Pasalnya, kata dia, Aprindo telah berjasa dalam upaya menstabilkan pasokan dan harga minyak goreng di pasaran saat terjadi kelangkaan pada tahun 2022 lalu.

“Bayangkan ditengah harga minyak goreng dulu tinggi, bahkan tidak ada di pasaran itu pahlawannya, Aprindo pak,” katanya dalam rapat Komisi VI DPR dengan Menteri Perdagangan, Senin, 4 September.

Sekadar informasi, para pengusaha ritel yang tergabung dalam Aprindo sebelumnya telah menjalankan kebijakan Permendag No.3 tahun 2022.

Dalam aturan tersebut, pengusaha ritel menjual minyak goreng kemasan satu harga Rp14.000 per liter pada pertengahan Januari 2022.

Saat itu, modal pembelian minyak goreng mencapai Rp17.000 per liter.

Dalam beleid tersebut, selisih harga minyak goreng tersebut menggunakan anggaran dari Badan Pengelola Dana Perkebunan Kelapa Sawit (BPD PKS).
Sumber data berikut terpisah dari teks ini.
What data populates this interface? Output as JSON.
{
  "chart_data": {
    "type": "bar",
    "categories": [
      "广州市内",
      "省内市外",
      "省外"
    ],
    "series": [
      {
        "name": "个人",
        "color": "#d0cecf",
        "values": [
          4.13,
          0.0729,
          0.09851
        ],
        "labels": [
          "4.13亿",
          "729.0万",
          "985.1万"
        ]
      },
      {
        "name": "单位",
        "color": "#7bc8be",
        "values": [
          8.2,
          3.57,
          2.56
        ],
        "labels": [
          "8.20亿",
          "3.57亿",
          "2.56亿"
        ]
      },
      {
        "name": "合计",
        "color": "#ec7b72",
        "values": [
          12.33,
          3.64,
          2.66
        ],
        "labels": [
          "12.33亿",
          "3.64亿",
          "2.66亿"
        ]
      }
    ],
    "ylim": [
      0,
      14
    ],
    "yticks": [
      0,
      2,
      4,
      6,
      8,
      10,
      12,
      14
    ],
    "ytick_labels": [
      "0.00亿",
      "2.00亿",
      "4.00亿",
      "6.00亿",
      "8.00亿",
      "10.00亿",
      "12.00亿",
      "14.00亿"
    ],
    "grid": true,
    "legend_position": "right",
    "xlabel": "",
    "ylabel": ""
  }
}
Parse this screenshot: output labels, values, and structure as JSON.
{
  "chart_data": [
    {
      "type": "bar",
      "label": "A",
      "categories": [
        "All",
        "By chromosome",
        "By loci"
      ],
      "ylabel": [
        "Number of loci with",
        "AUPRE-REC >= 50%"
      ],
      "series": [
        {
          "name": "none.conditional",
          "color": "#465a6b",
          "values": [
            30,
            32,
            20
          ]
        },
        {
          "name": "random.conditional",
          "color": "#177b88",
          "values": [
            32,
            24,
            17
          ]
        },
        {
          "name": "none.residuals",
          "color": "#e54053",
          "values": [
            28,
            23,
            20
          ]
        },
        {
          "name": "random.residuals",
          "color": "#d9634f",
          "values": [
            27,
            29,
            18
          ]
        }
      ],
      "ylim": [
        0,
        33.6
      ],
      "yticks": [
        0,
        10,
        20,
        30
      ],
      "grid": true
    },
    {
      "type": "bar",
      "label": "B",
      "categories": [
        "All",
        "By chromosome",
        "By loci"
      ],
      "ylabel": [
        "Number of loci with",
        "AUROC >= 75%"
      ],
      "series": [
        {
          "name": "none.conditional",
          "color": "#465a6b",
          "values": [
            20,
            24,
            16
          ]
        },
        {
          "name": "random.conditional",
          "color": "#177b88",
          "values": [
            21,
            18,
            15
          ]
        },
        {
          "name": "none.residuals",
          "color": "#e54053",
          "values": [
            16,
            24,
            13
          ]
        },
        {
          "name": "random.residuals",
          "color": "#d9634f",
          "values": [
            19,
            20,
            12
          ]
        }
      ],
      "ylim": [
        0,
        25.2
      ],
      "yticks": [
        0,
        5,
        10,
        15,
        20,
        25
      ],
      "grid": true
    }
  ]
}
Namun, klaim ini belum juga dibayarkan hingga saat ini.

Saat ini, Permendag No.3 Tahun 2022 sudah dicabut dan digantikan dengan Permendag No.6 Tahun 2022 tentang Harga Eceran Tertinggi (HET) minyak goreng.

Mufti mengatakan Kemendag perlu menunjukkan integritasnya dalam menjalankan kawajiban berdasarkan aturan yang telah dibuat sebelumnya.

“Saya bisa memahami Pak Menteri orangnya sangat hati-hati, betul, bagus, di Kementerian Perdagangan hati-hati. Tapi ini ada persoalan besar yang bagaimana integritas bangsa kita dipertaruhkan pak,” ujarnya.

Lebih lanjut, Mufti mengaku khawatir jika utang selisih minyak goreng senilai Rp344 miliar ini tidak dibayar, nantinya akan memicu sikap ketidakpercayaan pengusaha kepada pemerintah.

“Jangan sampai kemudian ini tidak dibayar, terus kemudian berikutnya tiba-tiba harga CPO naik, kemudian minyak goreng naik, mereka tidak mau lagi terlibat dalam urusan kebijakan dengan pemerintah,” ucapnya.

Menurut Mufti, klaim rafaksi senilai Rp344 miliar ini bisa dibayarkan pemerintah dengan dana BPDPKS yang memang memiliki dana dari pungutan ekspor kelapa sawit.

“Bisa saja bayar Rp344 miliar tidak pakai duit negara, bisa aja dengan duit di BPDPKS. Biar duit BPDPKS tidak hanya untuk mensubsidi biosolar yang menurut kami tidak ada korelasinya dengan persoalan rakyat,” tuturnya.